Some additional notes:
vX.1-9 ==> within my o
wn framework, these smaller incremental levels are completely unstandardized. What it means is that I—or you!—have made some minor corrections or adjustment that leave me somewhere between "vX" and "vX+1". It's very unlikely that I'll ever use these decimal adjustments on anything less than a "v3".

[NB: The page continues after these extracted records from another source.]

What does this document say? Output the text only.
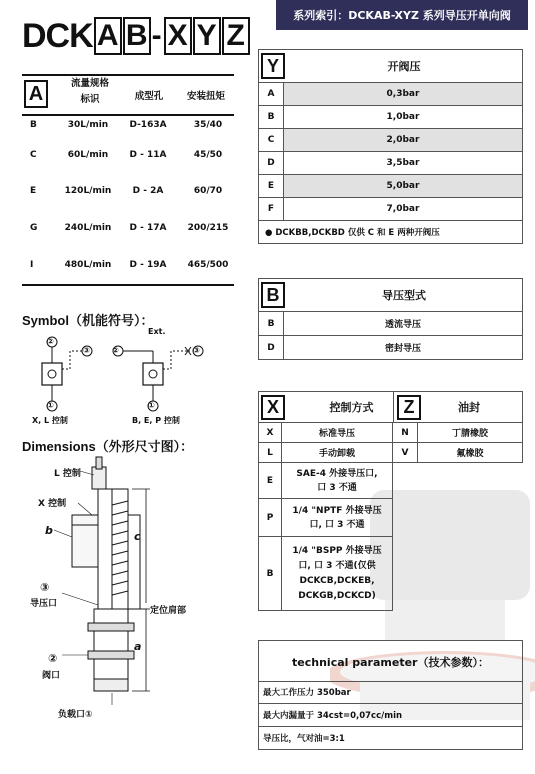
系列索引：DCKAB-XYZ 系列导压开单向阀
DCK A B - X Y Z
A	流量规格
标识	成型孔	安装扭矩
B	30L/min	D-163A	35/40
C	60L/min	D - 11A	45/50
E	120L/min	D - 2A	60/70
G	240L/min	D - 17A	200/215
I	480L/min	D - 19A	465/500
Symbol（机能符号）：
②
③
①
②
Ext.
③
①
X, L 控制	B, E, P 控制
Dimensions（外形尺寸图）：
L 控制
X 控制
b	c
a
③
导压口
②
阀口
定位肩部
负载口①
Y	开阀压
A	0,3bar
B	1,0bar
C	2,0bar
D	3,5bar
E	5,0bar
F	7,0bar
● DCKBB,DCKBD 仅供 C 和 E 两种开阀压	
B	导压型式
B	透流导压
D	密封导压
X	控制方式	Z	油封
X	标准导压	N	丁腈橡胶
L	手动卸载	V	氟橡胶
E	SAE-4 外接导压口,
口 3 不通		
P	1/4 "NPTF 外接导压
口, 口 3 不通		
B	1/4 "BSPP 外接导压
口, 口 3 不通(仅供
DCKCB,DCKEB,
DCKGB,DCKCD)		
technical parameter（技术参数）：
最大工作压力 350bar
最大内漏量于 34cst=0,07cc/min
导压比，气对油=3:1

Correcting my ebooks — Even at their best, I've yet to read one of my v3.0s that was completely error free. For those of you inclined to make corrections to those books I post (v3, v4, v5, and all points in between), I gratefully welcome the help. However, I would urge you to make those correction in the original EPUB file using Sigil or some other HTML editor, and not in a converted file. The reason is this: when you convert a file, the code—and occasionally the formatting—is altered. If you make corrections in this altered version, in order to use that "corrected" version, I'm going to have to reformat it all over again from scratch, which is at best hugely inefficient and at worst impossible (if, say, I no longer have an original copy available). More likely, I'll just end up doing the full readthrough myself on my file and discarding all of your hard work. Unlike some of the saintly retail posters who contribute books that they have no interest whatsoever in reading, I never create a book that I don't want to read... at least a little. So, having to do a full readthrough on my own books isn't really going to put me out, but it will mean that the original editor's work (i.e. your work )will have been completely wasted, and I'd feel more than slightly crummy about that. So, to re-cap, I am endlessly grateful to those who add further polish to the books I make, but it's only an efficient use of your time if you make corrections in the original EPUB file as you downloaded it.